Жози рассказала, как она была написана. Однажды художник гулял с друзьями. Неожиданно вечернее небо стало кроваво-красным, казалось, всюду полыхают языки пламени. Мунка охватил ужас. Он тотчас оставил друзей, бросился домой и там сразу же взялся за кисть. Картине вначале дал название «Крик природы».
Петра Ивановича поразили искаженное ужасом лицо, громадный рот, наполненные страхом глаза. Вдруг ощутил в себе необъяснимую тревогу, заполнившую его целиком, без остатка.
А Жози продолжала:
– Считают, что картина эта отражает не крик природы, и не тревогу самого Мунка, а ужас всего человечества. И это похоже на правду. Действительно, на полотне – знамение нашего кровавого века.
В душе у Петра Ивановича поселилось чувство необъяснимой тревоги и ужаса, не за человечество, а за него самого. Наваждение исчезло. Он вдруг словно бы очнулся от сна, и впервые задумался, что ждет их впереди – его, Жози, Жан-Пьера. Эта поездка в Осло, посещение музея, картины Мунка, словно высветили для него их будущее, такое неизвестное, призрачное, хрупкое. Все может оборваться и рухнуть, в один момент.
Жози почувствовала, какое сильное впечатление произвели на него полотна Мунка, и была довольна, что он разделяет ее интерес к экспрессионизму. А Петра Ивановича не покидали тревожные мысли о будущем. Ведь он стареет. Сможет ли вырастить Жана, защитить от бед и несчастий свою любимую женщину? Что ждет их, если с ним что-то случится? А как Мария Федоровна?
* * *Жан-Пьеру – три года. Эту дату решили отметить приездом Жози в Москву. Он заказал ей гостиничный номер в центре города. Ее любимыми конфетами выложил на покрывале кровати: «Я тебя люблю». Накупил роз. На вечер – билеты в театр.
Петр Иванович, подъезжая к аэропорту Домодедово, находился в радостном предвкушении встречи. Уже знал, что ее самолет благополучно совершил посадку.
И вдруг, выходя из машины, неожиданно столкнулся с оцеплением. Бросилось в глаза, что вокруг много милиции, скорой помощи.
В здание аэропорта никого не пускают. Что—то случилось!..
Тревожно забилось сердце в предчувствии беды. Объяснений никто не дает. Слышатся предположения – одно страшнее другого.

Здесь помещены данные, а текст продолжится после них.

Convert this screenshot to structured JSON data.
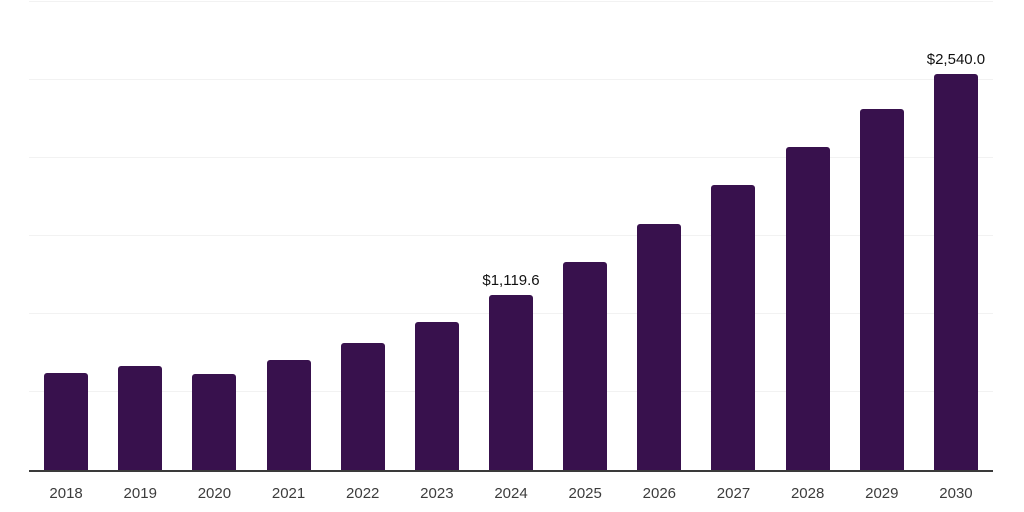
{
  "chart_data": {
    "type": "bar",
    "title": "",
    "xlabel": "",
    "ylabel": "",
    "categories": [
      "2018",
      "2019",
      "2020",
      "2021",
      "2022",
      "2023",
      "2024",
      "2025",
      "2026",
      "2027",
      "2028",
      "2029",
      "2030"
    ],
    "values": [
      620,
      665,
      615,
      703,
      812,
      947,
      1119.6,
      1331,
      1574,
      1828,
      2073,
      2316,
      2540
    ],
    "data_labels": {
      "2024": "$1,119.6",
      "2030": "$2,540.0"
    },
    "ylim": [
      0,
      3000
    ],
    "grid_step": 500,
    "grid": "horizontal",
    "legend": "none",
    "y_axis_labels_visible": false,
    "colors": {
      "bar": "#38114d",
      "grid": "#f2f2f2",
      "axis": "#3a3a3a",
      "x_tick_text": "#3c3c3c",
      "data_label_text": "#111111",
      "background": "#ffffff"
    }
  }
}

Лишь через полчаса по громкой связи сообщили, что в зале прилета – теракт. Есть погибшие и раненые.
Мобильный телефон Жозефины упорно молчал. Петр Иванович вдруг ощутил острую режущую боль в сердце. Не сдвинуться с места.
Когда чуть отпустило, перезвонил.
Телефон Жози по-прежнему молчит. В голове одна ужасная мысль: «Неужели она? Навсегда???». Перед глазами всплыла картина Мунка, так поразившая его в Норвегии.
Он едва не кричал от боли, внутри металось и выло сердце. «Все. Конец! Не уберег, не защитил!»
Позже появилась первая информация о погибших. Он подошел к спискам, долго смотрел, перечитывал. Не сразу увидел фамилию Жози. Нет, ошибки не было. Стопудовая тяжесть раздавила его. Ничего не ощущал. Как робот, вернулся в машину, долго сидел в ней без единой мысли в голове. Потом вдруг проскочило: «А как же Жан? Его сын?». И тут он зарыдал. Так, как плачут мужчины от безысходности и отчаяния.
Только под утро вернулся домой. Прошел, не раздеваясь, в гостиную. Сел в кресло. Тупая боль в сердце не проходила.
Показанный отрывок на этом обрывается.